Roles installation on the main domain

The Active Directory Domain Services role needs to be installed for both the domains and the entire AD fabric. After installation, the server can be promoted as a domain controller. Consequently, the first domain “Main domain (DOM002.local)” can be configured. The role also brings additional features like Active Directory Users and Computer Management. Here, one creates the NTFS groups, which are needed later for the nesting of the groups from the subdomains, which allow the RDP users the remote and data access.

The “DNS server” role is automatically installed on all Active Directory servers, and the main domain server in the entire structure serves as a forwarding DNS for the servers of the same domain and other domains.

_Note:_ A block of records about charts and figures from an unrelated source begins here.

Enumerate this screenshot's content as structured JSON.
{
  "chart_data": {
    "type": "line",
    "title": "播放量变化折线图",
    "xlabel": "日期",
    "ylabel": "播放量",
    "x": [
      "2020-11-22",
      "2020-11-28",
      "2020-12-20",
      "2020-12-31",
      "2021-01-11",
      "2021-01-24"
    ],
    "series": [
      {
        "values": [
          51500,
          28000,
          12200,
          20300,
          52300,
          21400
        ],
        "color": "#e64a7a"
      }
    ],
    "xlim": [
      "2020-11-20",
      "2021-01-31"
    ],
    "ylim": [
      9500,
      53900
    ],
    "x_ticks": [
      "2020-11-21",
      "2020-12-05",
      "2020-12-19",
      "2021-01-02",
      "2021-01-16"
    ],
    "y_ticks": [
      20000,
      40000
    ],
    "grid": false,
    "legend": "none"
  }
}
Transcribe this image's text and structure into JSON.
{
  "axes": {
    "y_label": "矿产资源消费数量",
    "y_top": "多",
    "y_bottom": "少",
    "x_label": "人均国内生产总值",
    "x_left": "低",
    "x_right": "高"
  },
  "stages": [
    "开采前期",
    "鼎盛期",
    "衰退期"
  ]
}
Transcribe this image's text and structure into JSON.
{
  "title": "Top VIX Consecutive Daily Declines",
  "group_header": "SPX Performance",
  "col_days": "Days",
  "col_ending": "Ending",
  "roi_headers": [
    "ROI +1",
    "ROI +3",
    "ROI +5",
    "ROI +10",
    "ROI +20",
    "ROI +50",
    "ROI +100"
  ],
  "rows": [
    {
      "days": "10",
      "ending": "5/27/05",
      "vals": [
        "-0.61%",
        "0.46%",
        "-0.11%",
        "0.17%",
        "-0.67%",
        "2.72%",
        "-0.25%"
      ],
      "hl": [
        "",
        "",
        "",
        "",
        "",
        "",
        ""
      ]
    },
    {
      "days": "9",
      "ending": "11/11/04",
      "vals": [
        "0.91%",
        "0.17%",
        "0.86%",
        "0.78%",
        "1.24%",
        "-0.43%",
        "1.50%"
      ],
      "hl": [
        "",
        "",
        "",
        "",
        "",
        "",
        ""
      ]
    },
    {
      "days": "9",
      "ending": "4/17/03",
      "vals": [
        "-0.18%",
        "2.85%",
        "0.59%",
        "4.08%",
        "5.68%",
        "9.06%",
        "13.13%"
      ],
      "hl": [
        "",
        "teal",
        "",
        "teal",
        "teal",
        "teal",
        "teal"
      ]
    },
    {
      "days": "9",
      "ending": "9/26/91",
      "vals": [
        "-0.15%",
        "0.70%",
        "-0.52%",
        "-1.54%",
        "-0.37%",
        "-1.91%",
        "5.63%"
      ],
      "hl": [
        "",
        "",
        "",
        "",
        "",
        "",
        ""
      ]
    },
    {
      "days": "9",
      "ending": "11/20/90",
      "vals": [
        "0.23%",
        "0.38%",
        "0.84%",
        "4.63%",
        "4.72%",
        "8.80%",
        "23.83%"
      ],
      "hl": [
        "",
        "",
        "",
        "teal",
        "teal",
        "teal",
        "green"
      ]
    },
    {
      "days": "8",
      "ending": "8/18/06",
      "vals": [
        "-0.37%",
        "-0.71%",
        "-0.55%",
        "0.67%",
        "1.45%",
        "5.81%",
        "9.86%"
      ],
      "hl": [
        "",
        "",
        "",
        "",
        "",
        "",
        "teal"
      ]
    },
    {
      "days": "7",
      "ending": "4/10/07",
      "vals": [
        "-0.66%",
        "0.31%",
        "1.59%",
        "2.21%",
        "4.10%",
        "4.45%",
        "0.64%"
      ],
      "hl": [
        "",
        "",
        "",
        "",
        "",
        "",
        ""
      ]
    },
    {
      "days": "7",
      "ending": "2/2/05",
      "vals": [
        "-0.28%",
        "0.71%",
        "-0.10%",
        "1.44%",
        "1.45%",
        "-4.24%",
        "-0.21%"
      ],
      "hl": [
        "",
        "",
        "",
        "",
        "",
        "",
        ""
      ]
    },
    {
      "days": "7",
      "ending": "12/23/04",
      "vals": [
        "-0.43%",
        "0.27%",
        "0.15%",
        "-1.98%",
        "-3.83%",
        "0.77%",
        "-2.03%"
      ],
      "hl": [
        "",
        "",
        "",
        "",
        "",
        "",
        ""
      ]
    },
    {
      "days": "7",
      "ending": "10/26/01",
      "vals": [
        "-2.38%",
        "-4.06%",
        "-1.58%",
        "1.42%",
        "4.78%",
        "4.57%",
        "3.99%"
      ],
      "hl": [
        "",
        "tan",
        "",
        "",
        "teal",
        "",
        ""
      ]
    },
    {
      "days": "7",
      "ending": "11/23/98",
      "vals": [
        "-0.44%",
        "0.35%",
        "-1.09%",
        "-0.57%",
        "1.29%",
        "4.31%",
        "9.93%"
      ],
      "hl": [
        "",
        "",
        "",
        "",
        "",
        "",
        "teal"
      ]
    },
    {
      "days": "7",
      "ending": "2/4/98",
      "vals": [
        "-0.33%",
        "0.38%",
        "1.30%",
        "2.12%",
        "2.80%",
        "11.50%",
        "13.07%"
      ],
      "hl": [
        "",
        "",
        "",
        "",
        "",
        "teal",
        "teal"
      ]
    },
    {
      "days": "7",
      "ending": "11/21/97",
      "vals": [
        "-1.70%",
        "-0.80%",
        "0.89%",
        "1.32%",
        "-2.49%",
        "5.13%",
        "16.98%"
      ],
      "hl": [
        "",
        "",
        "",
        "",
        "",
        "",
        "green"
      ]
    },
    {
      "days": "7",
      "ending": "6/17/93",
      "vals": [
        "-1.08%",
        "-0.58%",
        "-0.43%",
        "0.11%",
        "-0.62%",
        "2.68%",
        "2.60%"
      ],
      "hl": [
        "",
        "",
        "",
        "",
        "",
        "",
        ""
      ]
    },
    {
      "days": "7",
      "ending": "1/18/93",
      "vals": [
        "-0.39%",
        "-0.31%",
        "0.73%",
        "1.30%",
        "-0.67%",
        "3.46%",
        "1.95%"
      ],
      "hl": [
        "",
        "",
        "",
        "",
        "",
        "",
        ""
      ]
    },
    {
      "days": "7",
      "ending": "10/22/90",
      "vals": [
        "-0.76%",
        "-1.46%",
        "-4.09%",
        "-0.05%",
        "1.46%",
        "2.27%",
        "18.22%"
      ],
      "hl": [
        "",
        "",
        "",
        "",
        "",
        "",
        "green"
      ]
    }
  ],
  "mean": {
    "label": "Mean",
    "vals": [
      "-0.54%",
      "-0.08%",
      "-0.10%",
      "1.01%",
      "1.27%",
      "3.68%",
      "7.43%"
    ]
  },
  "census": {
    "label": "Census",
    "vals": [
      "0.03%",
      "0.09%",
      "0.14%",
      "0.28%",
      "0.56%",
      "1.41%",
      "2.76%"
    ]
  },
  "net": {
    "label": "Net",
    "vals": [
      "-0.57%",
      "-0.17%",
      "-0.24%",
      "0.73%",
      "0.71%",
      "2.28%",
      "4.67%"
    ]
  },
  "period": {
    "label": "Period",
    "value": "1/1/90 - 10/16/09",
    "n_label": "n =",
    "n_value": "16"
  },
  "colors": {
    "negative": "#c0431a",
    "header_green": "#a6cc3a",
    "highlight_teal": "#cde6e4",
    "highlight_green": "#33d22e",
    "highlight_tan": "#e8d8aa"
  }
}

Active Directory Admin & NTFS Groups, AGUDLP Principle

As a first step, a new domain administrator is created that we name “DOMAdmin@dom002.local”. We now copy the “Administrator” into the Active Directory and rename it to “DOMAdmin”. For this, we create a new organizational unit (OU) called “NTFS groups”. In it, we can create all groups needed later for access via web and for the distribution of the network drives. In retrospect, we should also nest the groups from the subdomains into these NTFS groups on the main domain, so that the web access works in the end. The groups must be set to “universal” in the group area, otherwise you would not be able to nest the groups of the subdomain.

The AGUDLP principle

At n’cloud.swiss we build up the entire user and group structure according to the AGUDLP principle. AGUDLP is a principle that simplifies the order and structure of users and groups. AGUDLP simply stands for Accounts > Global Groups > Universal Groups > Domain local > Permissions.

The user accounts are added to global groups on their subdomains. These global groups are then nested within universal groups on the main domain. On the main domain, these are then nested again into special “domain local” groups and from there they are assigned to the specific programs in their access authorization register.

Almost everything in our environment is the same, except that we work without the last “domain local” nesting. This would actually be necessary only if there was confusion and more users and groups. Since we have got here no users on the main domain, except for the new administrator, we do not need this step.

Domain Name Server (DNS)

The main task of a DNS is to answer name resolution requests. The DNS works much like a directory inquiry. The user knows the name but not the address or phone number. The DNS returns us an IPv4 or IPv6 address instead of a phone number, if we query it for the server name, for example, with the command “nslookup”, in the network.

We now create two DNS records. One of these makes possible the resolution of a specific web address ensuring access via the web. The other DNS is forwarding to the DNS of the provider. In doing so, other servers are also available in the network and can access the Internet. For the time being, we create a “reverse lookup zones” so that the pointer entries can be created in it when making a new entry in these “forward lookup zones”. Once done, we can create a new zone which we can call netkom.ch. The important thing is to replicate the zone data to the entire structure so that the servers in the subdomains get redirected as well. Now we integrate the two entries which we already defined. We use the entry WWW, because this ensures that we can reach the website www.netkom.ch.

Subdomain Configuration (Subdomain Active Directory Structure)

Now we head to the configuration of the subdomains. We start with the domain controller “USER1AD01” and work slightly delayed on the second AD “USER2AD01”. For this purpose, as with the DOM002AD01 of the main domain, the role “Active Directory Domain Services” is installed and then the two are promoted to “Domain Controller”.

Before we can install the roles, the IP, DNS and gateway addresses are first entered in the NIC tab and the servers restarted. Since we have set up a forwarding to DOM002AD01, now the DNS address of the DOM002AD01 is entered. After rebooting, the server is now ready to install the roles and promote it as a domain controller.